So given Moore's law you will eventually end up with a single physical universe and hugely many simulated universes.
Moore's law is an observation about how fast technology is developing, not an incontrovertible law of physics. It will not hold forever, because eventually we will run up against physical limits preventing us from cramming more computing power into a given region.
In particular, it is impossible for a given amount of matter to perfectly simulate more matter than itself. If it were possible -- if you could e.g. use a ten kilogram computer to simulate twenty kilograms of matter -- then your ten kilogram computer could simulate two of itself, doubling its storage. Further, each of those computers could then simulate two more, and so forth, leading to an obvious contradiction (infinite storage requires infinite entropy, which has been proved impossible). Note that this argument holds even if the simulation is slower than real time; no matter how long it takes to simulate, you can't store more memory than you had to start with.
Now, of course this all hinges on the word "perfectly". There's no reason a computer can't simulate large amounts of matter with less-than-perfect fidelity, which is something that we do all the time. But given that we can build working computers, nuclear reactors, particle accelerators, and all that, let alone the vastly-more-complicated processes going on in each and every cell in your body, we are clearly not living in some cut-rate simulation which is hand-waving the laws of physics. We don't know how to model all of this stuff in a computer, but given that it takes supercomputers to simulate hydrogen atoms accurately, and we can't even solve the equations by the time we get to helium, it seems safe to assume that no matter how sophisticated our technology becomes, it will always require a couple orders of magnitude more matter than what you're trying to simulate (if you doubt this, consider a practical example of a computer trying to simulate itself. Can you really picture a computer with 4GB of memory accurately simulating the behavior of 4GB of RAM at the subatomic level? It can't even emulate a different computer with 4GB of memory, let alone simulate it at the subatomic level). So, we're talking about a computer which is, at an absolute minimum, a couple of orders of magnitude bigger than the entire universe.
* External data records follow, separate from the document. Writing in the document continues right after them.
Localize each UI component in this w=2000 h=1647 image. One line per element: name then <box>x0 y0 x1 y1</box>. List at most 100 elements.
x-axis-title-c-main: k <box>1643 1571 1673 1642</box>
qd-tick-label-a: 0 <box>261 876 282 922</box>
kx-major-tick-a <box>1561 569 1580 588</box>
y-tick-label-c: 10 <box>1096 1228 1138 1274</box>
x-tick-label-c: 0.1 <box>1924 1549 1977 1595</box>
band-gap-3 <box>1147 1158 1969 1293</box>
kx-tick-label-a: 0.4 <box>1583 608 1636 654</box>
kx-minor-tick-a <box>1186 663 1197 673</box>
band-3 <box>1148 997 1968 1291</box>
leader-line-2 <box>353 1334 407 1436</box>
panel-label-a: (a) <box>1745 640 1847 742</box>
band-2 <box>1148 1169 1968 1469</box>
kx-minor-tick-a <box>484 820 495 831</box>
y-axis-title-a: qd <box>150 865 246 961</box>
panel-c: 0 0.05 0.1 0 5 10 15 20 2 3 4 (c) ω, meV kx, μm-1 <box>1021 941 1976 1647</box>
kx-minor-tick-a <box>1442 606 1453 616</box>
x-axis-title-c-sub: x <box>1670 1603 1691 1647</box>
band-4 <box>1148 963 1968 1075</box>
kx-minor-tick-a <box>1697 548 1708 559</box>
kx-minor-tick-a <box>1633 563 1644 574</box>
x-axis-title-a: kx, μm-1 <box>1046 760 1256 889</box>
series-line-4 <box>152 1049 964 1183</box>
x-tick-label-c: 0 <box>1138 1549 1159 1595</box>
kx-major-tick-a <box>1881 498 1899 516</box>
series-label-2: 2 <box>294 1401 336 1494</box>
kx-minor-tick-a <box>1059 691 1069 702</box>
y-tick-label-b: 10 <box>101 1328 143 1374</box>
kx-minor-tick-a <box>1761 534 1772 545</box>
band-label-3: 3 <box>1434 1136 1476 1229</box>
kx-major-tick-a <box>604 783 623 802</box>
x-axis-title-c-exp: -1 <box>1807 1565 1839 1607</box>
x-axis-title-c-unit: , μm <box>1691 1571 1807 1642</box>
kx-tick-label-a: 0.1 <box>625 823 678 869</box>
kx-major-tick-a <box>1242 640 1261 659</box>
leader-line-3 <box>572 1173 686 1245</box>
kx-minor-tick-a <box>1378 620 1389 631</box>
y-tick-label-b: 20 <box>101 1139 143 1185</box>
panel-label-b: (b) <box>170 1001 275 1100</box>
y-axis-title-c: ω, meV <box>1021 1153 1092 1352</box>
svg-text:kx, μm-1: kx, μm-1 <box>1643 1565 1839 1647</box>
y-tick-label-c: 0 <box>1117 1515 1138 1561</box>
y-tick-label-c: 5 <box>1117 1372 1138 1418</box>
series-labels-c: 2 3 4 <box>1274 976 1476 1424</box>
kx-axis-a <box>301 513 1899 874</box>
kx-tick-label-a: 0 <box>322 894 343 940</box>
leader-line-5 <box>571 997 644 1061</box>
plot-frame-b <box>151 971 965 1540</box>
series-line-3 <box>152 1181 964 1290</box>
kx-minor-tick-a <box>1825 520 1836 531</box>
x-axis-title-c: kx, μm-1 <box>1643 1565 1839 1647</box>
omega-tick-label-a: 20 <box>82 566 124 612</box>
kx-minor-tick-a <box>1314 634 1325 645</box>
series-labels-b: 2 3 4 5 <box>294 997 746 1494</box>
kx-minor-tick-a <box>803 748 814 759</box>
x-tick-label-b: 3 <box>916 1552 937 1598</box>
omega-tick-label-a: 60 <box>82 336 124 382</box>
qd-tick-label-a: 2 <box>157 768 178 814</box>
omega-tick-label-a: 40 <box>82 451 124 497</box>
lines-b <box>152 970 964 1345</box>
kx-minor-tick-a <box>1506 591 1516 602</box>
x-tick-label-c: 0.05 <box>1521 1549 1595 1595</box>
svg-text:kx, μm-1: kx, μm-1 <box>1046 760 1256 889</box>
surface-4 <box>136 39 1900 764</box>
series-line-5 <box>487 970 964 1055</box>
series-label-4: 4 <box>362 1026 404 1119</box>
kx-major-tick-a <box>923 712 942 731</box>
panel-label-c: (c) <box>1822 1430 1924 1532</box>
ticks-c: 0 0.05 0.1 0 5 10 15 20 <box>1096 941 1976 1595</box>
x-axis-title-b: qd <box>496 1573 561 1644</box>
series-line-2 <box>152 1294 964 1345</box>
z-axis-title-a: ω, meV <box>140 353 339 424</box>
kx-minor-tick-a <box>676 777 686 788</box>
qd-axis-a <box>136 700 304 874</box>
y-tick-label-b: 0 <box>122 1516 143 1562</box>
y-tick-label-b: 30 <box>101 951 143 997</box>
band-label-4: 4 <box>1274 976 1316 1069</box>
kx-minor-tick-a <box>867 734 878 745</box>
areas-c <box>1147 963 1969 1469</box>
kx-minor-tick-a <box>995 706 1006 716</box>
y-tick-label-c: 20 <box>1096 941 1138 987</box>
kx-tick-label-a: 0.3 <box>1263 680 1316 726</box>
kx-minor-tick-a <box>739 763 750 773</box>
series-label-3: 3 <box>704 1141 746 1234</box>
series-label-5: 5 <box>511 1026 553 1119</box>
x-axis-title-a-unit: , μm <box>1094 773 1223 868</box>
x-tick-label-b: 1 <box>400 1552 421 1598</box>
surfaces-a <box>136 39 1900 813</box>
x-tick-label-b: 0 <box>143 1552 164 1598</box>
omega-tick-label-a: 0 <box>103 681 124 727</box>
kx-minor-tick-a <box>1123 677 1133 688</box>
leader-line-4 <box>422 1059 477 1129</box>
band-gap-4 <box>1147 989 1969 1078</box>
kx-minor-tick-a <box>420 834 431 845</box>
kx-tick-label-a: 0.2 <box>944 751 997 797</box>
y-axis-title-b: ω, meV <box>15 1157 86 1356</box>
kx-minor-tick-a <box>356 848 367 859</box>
(For completeness, I will point out two possible "outs" for this problem: First, it's possible that there's some trickiness going on, and "the entire universe" isn't actually modeled. Maybe only a small portion of the universe is modeled accurately, and everything else is an easy low-grade simulation used to trick us. That's certainly possible, but it's also unfalsifiable, so I'm not sure it's worth seriously debating. Second, this assumes that the simulator and the simulation are operating under the same laws of physics. If the "real world" which is simulating our world has different laws of physics, which allow for vastly more powerful computers than anything we could possible hope to build using our cheap low-grade physics, this scenario wouldn't be as ridiculous. And, really, quantum mechanics is so weird that "it was outsourced to the lowest bidder" may actually be a decent explanation for it.)
Regardless, though, I don't understand how the "it is much more likely that we exist in a simulated universe" idea is getting serious traction. No, it's not impossible, but "likely" is a hell of a stretch.